Dans un contexte de tensions géopolitiques multiples, les États-Unis poussent l’OTAN à prendre en compte la menace chinoise et ainsi à développer une implication croissante de l’alliance dans l’Indopacifique. L’objectif de Washington étant de voir l’Europe engagée plus résolument sur la défense de son propre territoire et de sa périphérie permettant ainsi un transfert des ressources américaines vers l’Indopacifique. Opposée à cette logique, la France milite pour le développement de la stratégie européenne de coopération dans l’Indopacifique et d’un engagement plus concret de l’Union européenne[7] dans les domaines économiques et commerciaux, celle-ci reste encore faible d’un point de vue sécuritaire et de défense, bien que les membres de l’Union disposant de capacités maritimes militaire aient renforcé leur présence dans la région ces dernières années.

Compte tenu de l’ampleur et de l’urgence des défis à relever dans une région aux profondes évolutions stratégiques, et malgré les divergences, Washington n’a pas d’intérêt à se priver de son principal allié européen en Indopacifique. La France entretient en effet de solides relations avec ses partenaires locaux et conserve un véritable pouvoir d’influence régional. La marge de manœuvre est étroite mais c’est bien là que réside son rôle diplomatique et stratégique.

Sa politique étrangère non alignée doit lui permettre de s’affirmer comme puissance d’équilibre en Indopacifique en proposant une approche différente de la logique de "blocs contre blocs" sino-américaine [8]. Les revendications de souveraineté de Pékin et l’intensification de sa compétition avec Washington en font une zone d'instabilité croissante auxquelles s’ajoutent des défis persistants posés par la piraterie, le terrorisme, les trafics illicites et les conséquences du dérèglement climatique.

[1]  Rapport d'information sénatorial n° 546 (2021-2022) “Les outre-mer au cœur de la stratégie maritime nationale”, février 2022.

[2] Joint Statement Following the Meeting Between President Biden and President Macron, The White House, 1er décembre 2022.

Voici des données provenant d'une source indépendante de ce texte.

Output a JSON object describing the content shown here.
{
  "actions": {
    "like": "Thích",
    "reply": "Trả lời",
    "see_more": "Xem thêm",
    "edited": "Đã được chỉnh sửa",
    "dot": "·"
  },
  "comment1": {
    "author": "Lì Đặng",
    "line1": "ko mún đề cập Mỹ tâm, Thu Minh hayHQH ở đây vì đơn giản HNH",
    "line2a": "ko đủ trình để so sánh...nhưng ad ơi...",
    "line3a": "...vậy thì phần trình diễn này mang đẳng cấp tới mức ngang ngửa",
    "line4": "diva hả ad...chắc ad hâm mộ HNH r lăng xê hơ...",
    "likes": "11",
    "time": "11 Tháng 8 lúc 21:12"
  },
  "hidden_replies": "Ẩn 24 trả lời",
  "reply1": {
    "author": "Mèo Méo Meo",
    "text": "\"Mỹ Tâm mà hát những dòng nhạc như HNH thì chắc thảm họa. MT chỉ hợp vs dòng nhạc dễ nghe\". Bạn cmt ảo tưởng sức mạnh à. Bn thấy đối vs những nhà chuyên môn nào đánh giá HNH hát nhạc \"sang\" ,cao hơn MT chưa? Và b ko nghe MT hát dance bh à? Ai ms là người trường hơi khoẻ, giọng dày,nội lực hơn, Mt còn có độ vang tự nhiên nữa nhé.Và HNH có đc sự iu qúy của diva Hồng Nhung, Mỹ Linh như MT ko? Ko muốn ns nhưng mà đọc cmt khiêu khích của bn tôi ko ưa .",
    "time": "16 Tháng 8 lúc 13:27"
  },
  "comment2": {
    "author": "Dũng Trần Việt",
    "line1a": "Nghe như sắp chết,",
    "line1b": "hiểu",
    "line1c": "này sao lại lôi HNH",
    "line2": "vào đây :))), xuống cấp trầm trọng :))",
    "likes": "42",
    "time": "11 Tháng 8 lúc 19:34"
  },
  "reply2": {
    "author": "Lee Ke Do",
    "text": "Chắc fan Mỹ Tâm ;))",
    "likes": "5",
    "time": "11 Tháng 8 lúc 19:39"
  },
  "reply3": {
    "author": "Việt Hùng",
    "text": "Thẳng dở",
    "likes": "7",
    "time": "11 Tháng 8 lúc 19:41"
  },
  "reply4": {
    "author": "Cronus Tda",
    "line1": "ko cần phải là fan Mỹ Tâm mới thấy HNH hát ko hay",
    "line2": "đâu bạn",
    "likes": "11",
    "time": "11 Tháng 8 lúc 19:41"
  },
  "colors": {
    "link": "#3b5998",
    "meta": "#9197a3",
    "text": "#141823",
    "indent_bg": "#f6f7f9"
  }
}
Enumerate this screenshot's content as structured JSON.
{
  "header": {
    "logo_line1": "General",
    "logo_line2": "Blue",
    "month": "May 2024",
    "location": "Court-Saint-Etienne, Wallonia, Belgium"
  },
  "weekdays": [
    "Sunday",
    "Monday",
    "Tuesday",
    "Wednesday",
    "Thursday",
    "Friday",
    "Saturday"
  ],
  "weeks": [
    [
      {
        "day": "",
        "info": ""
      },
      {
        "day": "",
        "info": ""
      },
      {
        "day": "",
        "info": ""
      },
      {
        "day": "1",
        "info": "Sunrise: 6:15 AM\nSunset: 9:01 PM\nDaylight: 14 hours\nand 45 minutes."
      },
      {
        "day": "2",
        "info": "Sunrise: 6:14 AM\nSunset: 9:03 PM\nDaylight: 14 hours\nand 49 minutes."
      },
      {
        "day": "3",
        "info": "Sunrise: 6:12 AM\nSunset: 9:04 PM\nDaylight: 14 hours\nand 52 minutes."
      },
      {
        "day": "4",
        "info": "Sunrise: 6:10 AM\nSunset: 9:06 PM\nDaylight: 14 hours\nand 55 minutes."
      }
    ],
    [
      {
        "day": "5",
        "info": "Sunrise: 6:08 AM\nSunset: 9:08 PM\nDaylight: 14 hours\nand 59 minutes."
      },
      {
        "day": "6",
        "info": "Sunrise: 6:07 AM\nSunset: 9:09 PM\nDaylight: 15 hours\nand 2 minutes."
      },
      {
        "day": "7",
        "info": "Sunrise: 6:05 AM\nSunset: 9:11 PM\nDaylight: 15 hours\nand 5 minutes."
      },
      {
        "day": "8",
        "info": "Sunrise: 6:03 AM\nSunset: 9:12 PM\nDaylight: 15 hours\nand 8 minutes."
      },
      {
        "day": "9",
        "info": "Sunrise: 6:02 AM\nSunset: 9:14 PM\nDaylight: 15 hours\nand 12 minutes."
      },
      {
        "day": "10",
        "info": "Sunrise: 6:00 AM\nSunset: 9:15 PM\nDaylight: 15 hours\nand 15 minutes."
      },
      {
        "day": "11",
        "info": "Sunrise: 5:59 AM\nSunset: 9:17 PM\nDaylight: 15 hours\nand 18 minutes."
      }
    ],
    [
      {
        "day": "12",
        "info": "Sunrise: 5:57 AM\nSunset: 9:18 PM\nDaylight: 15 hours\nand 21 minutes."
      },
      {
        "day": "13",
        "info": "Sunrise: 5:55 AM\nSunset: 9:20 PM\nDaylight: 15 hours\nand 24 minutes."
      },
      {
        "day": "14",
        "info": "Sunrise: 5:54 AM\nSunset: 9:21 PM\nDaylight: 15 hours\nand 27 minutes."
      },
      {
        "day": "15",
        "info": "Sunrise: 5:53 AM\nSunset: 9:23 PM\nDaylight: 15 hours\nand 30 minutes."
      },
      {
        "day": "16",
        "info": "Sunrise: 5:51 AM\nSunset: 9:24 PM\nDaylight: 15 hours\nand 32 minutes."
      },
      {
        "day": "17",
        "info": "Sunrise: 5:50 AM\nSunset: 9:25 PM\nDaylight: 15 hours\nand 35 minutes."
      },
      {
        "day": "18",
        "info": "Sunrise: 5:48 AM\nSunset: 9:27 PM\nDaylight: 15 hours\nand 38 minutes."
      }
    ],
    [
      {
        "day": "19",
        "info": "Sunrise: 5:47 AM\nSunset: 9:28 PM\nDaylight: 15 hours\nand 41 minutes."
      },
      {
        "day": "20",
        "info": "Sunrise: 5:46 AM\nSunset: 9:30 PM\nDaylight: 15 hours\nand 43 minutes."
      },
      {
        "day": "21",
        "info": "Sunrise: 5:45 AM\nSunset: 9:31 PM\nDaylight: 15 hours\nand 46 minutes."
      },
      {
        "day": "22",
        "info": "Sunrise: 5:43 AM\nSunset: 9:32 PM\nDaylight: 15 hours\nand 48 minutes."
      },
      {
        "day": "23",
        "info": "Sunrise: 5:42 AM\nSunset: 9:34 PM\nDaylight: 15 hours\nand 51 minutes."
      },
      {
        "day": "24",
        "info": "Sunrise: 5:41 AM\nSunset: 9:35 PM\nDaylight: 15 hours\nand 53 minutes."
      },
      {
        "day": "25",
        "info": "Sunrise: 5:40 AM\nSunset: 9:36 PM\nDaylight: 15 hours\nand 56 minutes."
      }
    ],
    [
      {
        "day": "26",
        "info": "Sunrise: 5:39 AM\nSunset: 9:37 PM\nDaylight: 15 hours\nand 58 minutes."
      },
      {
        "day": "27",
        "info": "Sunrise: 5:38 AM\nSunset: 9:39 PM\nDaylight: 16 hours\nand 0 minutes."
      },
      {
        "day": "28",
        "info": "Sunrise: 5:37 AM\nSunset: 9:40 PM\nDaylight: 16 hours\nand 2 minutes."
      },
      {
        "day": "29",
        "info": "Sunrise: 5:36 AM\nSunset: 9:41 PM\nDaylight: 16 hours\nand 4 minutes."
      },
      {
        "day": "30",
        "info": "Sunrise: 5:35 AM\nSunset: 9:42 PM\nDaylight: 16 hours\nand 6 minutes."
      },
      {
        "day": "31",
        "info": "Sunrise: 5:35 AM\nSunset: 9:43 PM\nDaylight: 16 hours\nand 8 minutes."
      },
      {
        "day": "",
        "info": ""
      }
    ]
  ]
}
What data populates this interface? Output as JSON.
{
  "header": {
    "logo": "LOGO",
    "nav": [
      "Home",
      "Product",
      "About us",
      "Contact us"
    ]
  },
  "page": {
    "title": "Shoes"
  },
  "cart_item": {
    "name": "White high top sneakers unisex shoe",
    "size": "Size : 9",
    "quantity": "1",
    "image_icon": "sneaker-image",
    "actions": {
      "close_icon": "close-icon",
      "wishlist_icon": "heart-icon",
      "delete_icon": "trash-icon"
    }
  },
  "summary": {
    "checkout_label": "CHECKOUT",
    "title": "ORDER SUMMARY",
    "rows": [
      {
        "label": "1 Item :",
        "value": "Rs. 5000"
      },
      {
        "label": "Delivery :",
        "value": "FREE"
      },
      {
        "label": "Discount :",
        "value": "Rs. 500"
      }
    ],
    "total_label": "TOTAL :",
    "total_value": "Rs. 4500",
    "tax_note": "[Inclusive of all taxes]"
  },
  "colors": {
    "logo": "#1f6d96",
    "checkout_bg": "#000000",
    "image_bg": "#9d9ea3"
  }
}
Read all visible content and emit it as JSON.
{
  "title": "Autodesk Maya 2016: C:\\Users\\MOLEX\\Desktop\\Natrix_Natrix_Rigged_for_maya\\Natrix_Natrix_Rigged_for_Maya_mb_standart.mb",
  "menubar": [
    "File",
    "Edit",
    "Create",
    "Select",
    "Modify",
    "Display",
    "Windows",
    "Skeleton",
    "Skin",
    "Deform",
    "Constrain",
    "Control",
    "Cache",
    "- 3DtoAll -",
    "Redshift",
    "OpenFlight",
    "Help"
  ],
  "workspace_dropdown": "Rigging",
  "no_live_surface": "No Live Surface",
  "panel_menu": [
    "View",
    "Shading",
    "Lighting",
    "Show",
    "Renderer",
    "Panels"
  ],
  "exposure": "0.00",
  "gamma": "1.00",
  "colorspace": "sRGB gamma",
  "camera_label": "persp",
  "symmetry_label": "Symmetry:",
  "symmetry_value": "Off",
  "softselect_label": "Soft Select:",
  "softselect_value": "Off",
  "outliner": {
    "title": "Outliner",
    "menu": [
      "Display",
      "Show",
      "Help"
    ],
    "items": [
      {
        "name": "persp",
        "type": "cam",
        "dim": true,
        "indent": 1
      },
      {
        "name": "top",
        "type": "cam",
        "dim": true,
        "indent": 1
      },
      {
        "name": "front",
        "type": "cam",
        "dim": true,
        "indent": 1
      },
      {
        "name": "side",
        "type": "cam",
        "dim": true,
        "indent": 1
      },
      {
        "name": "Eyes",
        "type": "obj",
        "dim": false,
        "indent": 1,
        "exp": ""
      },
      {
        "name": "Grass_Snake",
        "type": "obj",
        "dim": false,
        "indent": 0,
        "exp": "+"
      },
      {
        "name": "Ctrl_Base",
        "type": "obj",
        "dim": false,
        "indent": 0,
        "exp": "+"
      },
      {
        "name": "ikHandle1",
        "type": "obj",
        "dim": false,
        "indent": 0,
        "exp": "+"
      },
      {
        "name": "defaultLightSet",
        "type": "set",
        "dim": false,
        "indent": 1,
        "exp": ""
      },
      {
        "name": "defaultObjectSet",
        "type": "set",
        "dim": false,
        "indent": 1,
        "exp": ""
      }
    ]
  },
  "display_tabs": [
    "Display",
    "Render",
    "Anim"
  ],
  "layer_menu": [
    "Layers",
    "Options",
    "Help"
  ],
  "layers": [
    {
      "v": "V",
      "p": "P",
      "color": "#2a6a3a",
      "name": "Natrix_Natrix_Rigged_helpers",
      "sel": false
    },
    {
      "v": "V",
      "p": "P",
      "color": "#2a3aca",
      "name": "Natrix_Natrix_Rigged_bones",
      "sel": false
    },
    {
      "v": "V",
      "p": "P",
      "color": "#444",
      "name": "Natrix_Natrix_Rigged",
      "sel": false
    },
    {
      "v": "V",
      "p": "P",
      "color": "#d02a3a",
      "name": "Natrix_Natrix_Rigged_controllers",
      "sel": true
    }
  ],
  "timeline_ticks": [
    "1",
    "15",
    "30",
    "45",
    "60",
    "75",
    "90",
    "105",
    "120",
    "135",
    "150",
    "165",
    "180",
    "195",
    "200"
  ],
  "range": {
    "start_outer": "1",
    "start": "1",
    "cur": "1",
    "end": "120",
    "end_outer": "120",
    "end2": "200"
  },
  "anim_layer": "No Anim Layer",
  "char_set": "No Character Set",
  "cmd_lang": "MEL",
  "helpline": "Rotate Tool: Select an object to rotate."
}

[3] Revue nationale stratégique 2022, Secrétariat général de la défense et de la sécurité nationale, novembre 2022, p. 44.

[4] The 2022 National Defense Strategy, US Department of Defense, octobre 2022, p.14.

[5] National Security Strategy, The White House, octobre 2022, p. 37.

[6] Statement by Australia, Japan, New Zealand, the United Kingdom, and the United States on the Establishment of the Partners in the Blue Pacific (PBP), The White House, 24 juin 2022.

[7] https://www.eeas.europa.eu/sites/default/files/eu-indo-pacific_factsheet_2022-02_0.pdf.

[8] Why France-US Relations Matter for the Pacific, The Diplomate, Guy C. Charlton et Xiang Gao, 23 décembre 2022.